А когда ребятишки засыпали, родители долго сидели над ними, и Александр Сергеевич, имевший большое расположение пофилософствовать, обняв за плечи супругу, тихо и медленно говорил:
— Видишь, как важно посапывают? Гришатка в одну сторону отвернулся, Веня в другую. А пройдет лет двадцать, и что-то с ними станется? Как интересно было бы узнать это. Что знает о себе человек? Ни один великий провидец не в состоянии предсказать, кем человек будет, какие добрые подвиги совершит, какие неудачи на своем жизненном пути потерпит. Человек ничего этого не знает.
— Откуда ты это все взял? — тихо сказала Надежда Яковлевна. — Может быть, они оба прославятся и не будет никаких неудач на их жизненном пути.
Александр Сергеевич подавленно вздохнул:
— Слава — это тележка, в которую надо только попасть, а дальше она сама тебя повезет.
— Да, но сначала необходимо все-таки попасть, чтобы она везла.
— Моя тележка уже давно ушла, — грустно заметил Александр Сергеевич. — И я из нее выпал…
Надежда Яковлевна нежно погладила его руку.
— Ты в этом не виноват, Саша, ты бы в ней удержался, если бы не астма. А с астмой какой же ты оперный певец.

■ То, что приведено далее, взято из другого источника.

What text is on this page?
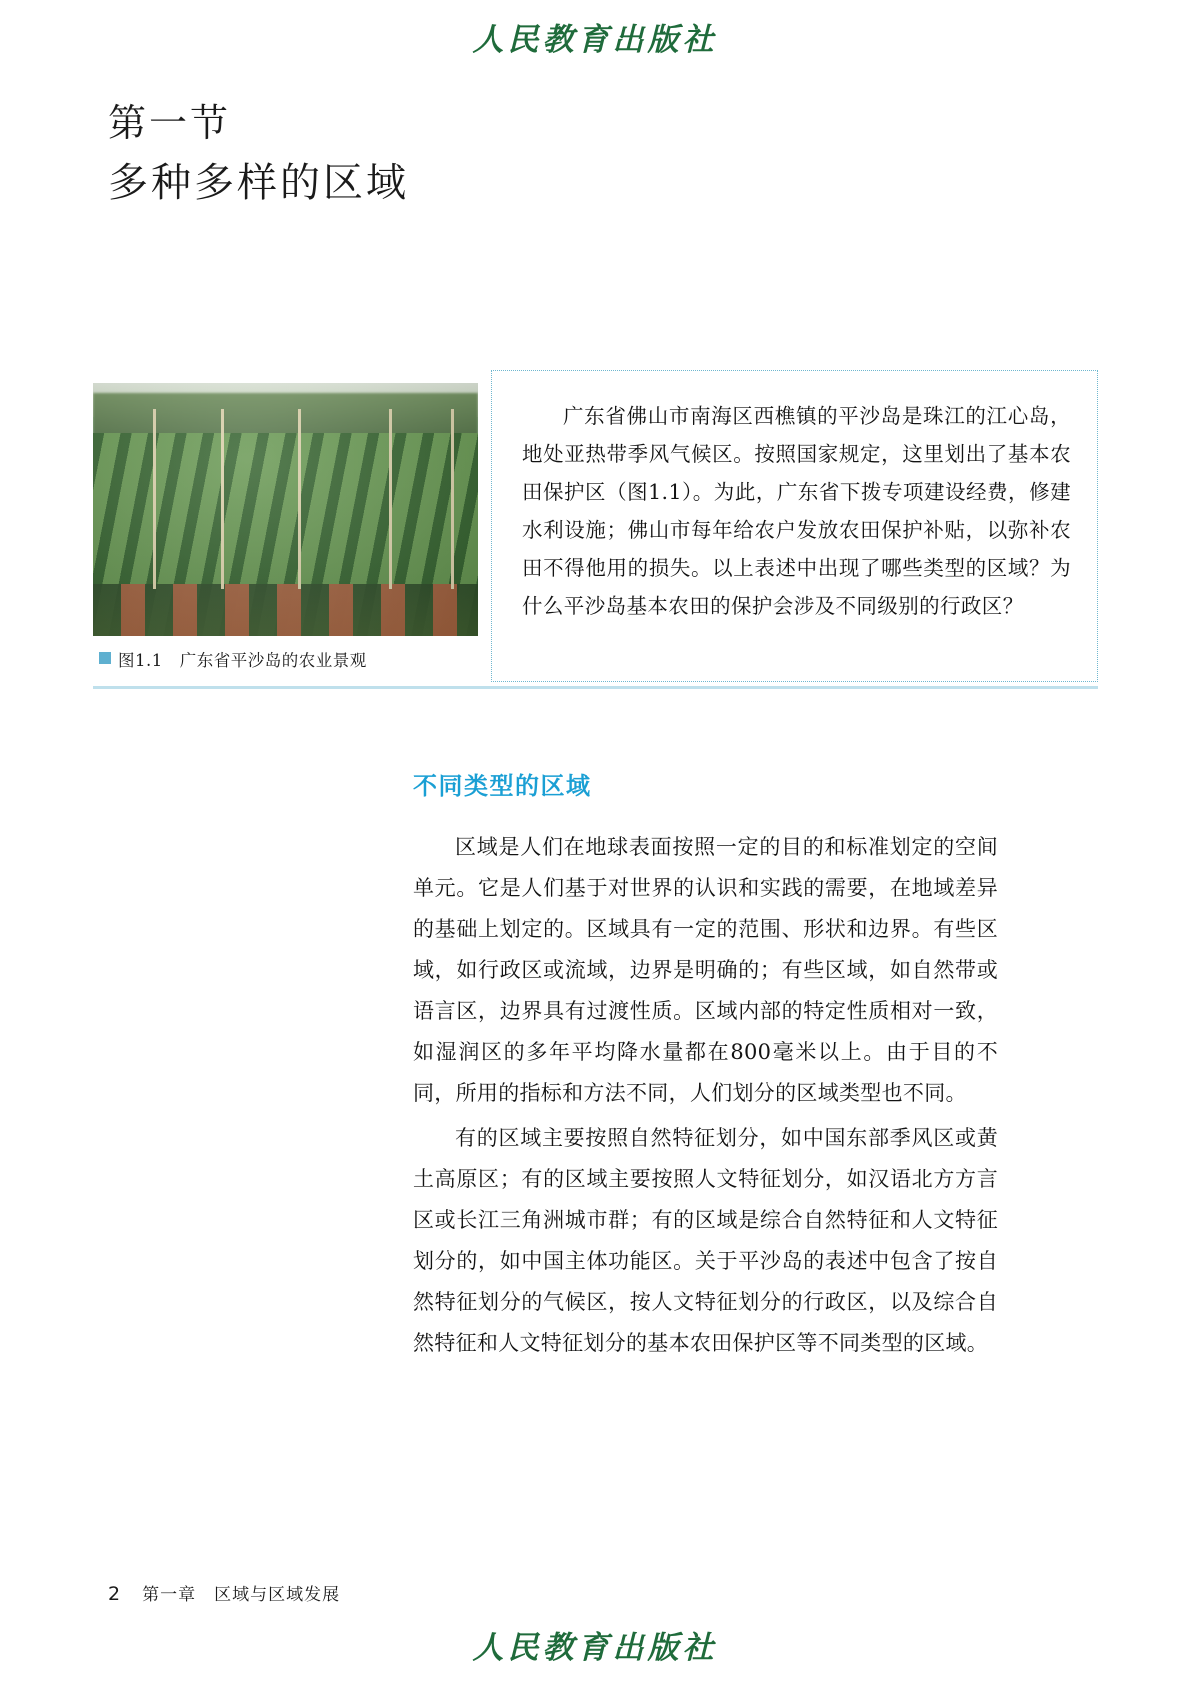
人民教育出版社
第一节
多种多样的区域
图1.1　广东省平沙岛的农业景观
广东省佛山市南海区西樵镇的平沙岛是珠江的江心岛，地处亚热带季风气候区。按照国家规定，这里划出了基本农田保护区（图1.1）。为此，广东省下拨专项建设经费，修建水利设施；佛山市每年给农户发放农田保护补贴，以弥补农田不得他用的损失。以上表述中出现了哪些类型的区域？为什么平沙岛基本农田的保护会涉及不同级别的行政区？
不同类型的区域

区域是人们在地球表面按照一定的目的和标准划定的空间单元。它是人们基于对世界的认识和实践的需要，在地域差异的基础上划定的。区域具有一定的范围、形状和边界。有些区域，如行政区或流域，边界是明确的；有些区域，如自然带或语言区，边界具有过渡性质。区域内部的特定性质相对一致，如湿润区的多年平均降水量都在800毫米以上。由于目的不同，所用的指标和方法不同，人们划分的区域类型也不同。

有的区域主要按照自然特征划分，如中国东部季风区或黄土高原区；有的区域主要按照人文特征划分，如汉语北方方言区或长江三角洲城市群；有的区域是综合自然特征和人文特征划分的，如中国主体功能区。关于平沙岛的表述中包含了按自然特征划分的气候区，按人文特征划分的行政区，以及综合自然特征和人文特征划分的基本农田保护区等不同类型的区域。

2 第一章　区域与区域发展
人民教育出版社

— Да-да, — грустно вздохнул Александр Сергеевич. — А ведь бывали времена, когда со шпагой на поясе в костюме рыцаря и в сапожках с серебряными шпорами игривым шагом выходил на сцену, и только рампа отделяла меня от притихшего зала. А как жутко было в него заглянуть!.. Море голов… И только от тебя, исполнителя, зависит, как оно заволнуется и зашумит. Разразится ли аплодисментами, в случае успеха, ограничится ли сдержанным шумом или ответит возмущенным ропотом, если ты «пустишь петуха», как это принято говорить. О, Наденька, — горестно вздыхал Александр Сергеевич, — разве можно это забыть тому, кто хотя бы раз почувствовал, как радостен нектар успеха и как горек вкус поражения… А мое поражение — это возвращение в межевой институт, фуражка землемера, которую в революцию иные поборники свободы принимали чуть ли не за белогвардейскую, поездки но станицам, рейка и теодолит в желтом ящике, стоящие теперь в кабинете.

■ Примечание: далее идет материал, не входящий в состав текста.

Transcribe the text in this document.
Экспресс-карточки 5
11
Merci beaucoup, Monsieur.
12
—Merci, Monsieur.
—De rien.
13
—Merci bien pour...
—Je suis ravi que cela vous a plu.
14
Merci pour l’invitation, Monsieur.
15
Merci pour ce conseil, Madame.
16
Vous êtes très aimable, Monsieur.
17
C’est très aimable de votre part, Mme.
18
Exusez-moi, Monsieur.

— И я в том числе? — усмехнулась жена.
— Нет, что ты! — пылко воскликнул он. — Ты только ослабила горечь поражения. Да и геодезия с математикой стали теперь моими родными сестрами. Но не убита еще одна мечта.
— Какая же, Саша?
— Сейчас не скажу. Потерпи немножко, Наденька, сама станешь свидетельницей.
И однажды, когда весеннее тепло уже совсем прочно завладело миром и над окраиной, утверждая смену времен года, с утра до вечера плавало щедрое солнце, отец вышел во двор, где, словно котята, баловались братья, и, критически оглядев Веньку, чуть хрипловатым от неровного дыхания голосом, лишь к нему одному обращаясь, сказал:
— Ты мне нужен, Вениамин. Умой получше физиономию, надень чистую рубашку и приходи к нам с мамой в кабинет.
— Пап, — разочарованно вздохнул Венька, — а мы с Гришей на Аксай собрались. Там отец Жорки Смешливого баркас просмоленный на воду спускать будет. Покатать нас обещал…
— Погоди, не убежит твой баркас, — отрезал Александр Сергеевич. — Делай то, что я сказал.
Венька подавленно вздохнул и, когда отец ушел, посмотрел на старшего брата.
— Гришатка, ты не знаешь, чего он ко мне прилип?
Тот пожал плечами:
— Откуда же?
Когда Венька, наскоро протерев водой из умывальника лицо, облачившись в глаженую белую рубашку и еще не разношенные сандалии, переступил порог отцовского кабинета, он немало удивился тому, что увидел. Все было обычным: солнце сквозь приоткрытую форточку скользило по зеленым, желтым и красным коленкоровым корешкам на полках книжного шкафа, в углу, прислоненная к печи, стояла берданка, в дальнем углу на полу желтел коробок с теодолитом. И только отец с матерью были какие-то необычные. Он — в темно-синем суконном сюртуке, в каком лишь в самые парадные дни уходил на службу, мать — в своем лучшем шерстяном платье, украшенном сверкающей золотом брошью, старательно причесанная, с торжественной улыбкой на тонких губах. Венька остановился и бесцеремонно доложил с порога:
— Ты звал? Вот я и пришел. Только скорее давай, чтобы на Аксайку успеть к спуску баркаса.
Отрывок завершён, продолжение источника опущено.